London: Cassell and Company, Ltd., 1911. First edition. 12 mo. (7 3/4 inches tall), original red cloth, gilt titles to spine and front board, uncut. Partially unopened, gentle foxing to edges and preliminary leaves, mild blemishes to cloth boards, gilt bright and corners sharp. A nearly-fine copy. Item #1273
"ALONE ON EARTH, THE CHURCH MAKES REASON REALLY SUPREME. ALONE ON EARTH, THE CHURCH AFFIRMS THAT GOD HIMSELF IS BOUND BY REASON" 25
First edition of The Innocence of Father Brown—the first collection of stories of G.K. Chesterton's famous "Priest-Detective." Nearly-fine in sharp-cornered, gilt-bright, original red cloth boards.
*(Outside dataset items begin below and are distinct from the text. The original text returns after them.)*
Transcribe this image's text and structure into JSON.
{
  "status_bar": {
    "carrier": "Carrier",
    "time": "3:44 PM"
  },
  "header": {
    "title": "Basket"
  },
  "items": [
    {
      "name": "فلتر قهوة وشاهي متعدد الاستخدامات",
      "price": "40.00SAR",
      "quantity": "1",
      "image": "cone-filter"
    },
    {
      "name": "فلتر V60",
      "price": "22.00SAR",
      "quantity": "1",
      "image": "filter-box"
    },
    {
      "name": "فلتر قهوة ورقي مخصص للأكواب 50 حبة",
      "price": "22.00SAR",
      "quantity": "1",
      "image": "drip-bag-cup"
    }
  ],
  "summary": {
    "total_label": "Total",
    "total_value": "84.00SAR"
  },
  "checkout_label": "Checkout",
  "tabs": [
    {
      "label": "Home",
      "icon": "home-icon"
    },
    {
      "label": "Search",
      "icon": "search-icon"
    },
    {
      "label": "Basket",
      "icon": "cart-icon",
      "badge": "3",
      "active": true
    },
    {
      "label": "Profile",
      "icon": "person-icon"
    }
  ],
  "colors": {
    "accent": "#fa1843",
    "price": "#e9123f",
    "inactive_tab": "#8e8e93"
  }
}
While on a lecture tour in 1904, Chesterton met Father John O’Connor. "It was Father O’Connor who opened Chesterton’s eyes to the Catholic Faith in a way he had never considered and patiently accompanied him on the spiritual pilgrimage that would follow. But he also became the basis for Chesterton’s greatest fictional character, and one of the greatest characters in all of detective fiction: Father Brown" (Dale Ahlquist). The Innocence of Father Brown was published in July 1911 in an edition of 5000 copies. Consisting of 12 stories (all had previously been published in the United States in The Saturday Evening Post), the book was illustrated by Sidney Seymour Lucas with a frontispiece ("Has Miss Hope seen that thing on the window?") and seven additional captioned plates. The motive behind Chesterton's creation of Father Brown was a sense of "the intrinsic wisdom of innocence...unobtainable to the naively cynical" (Joseph Pearce). Chesterton's mastery of detective fiction brought a distinctly Catholic element to a popular genre of the day. Chesterton was "the first man of our time to introduce the great name of God into a detective story...to enlarge the boundaries of the detective story by making it deal with death and real wickedness and real, that is to say, divine judgment" (Dorothy Sayers). But the influence of Father Brown extended beyond the Catholic Literary Revival and the detective work of Dorothy Sayers and Ronald Knox. "Indeed, whenever you think of the great detectives of mystery fiction’s golden age—Hercule Poirot, Lord Peter Wimsey, Miss Marple, Ellery Queen, Philo Vance, or Nero Wolfe—remember their parentage. Remember that they had a father. His name was Father Brown" (Ahlquist). Sullivan. G.K. Chesterton: A Bibliography, 24, Ahlquist. Chesterton University Lectures, Joseph Pearce. Catholic Literary Giants: A Field Guide to the Catholic Literary Landscape.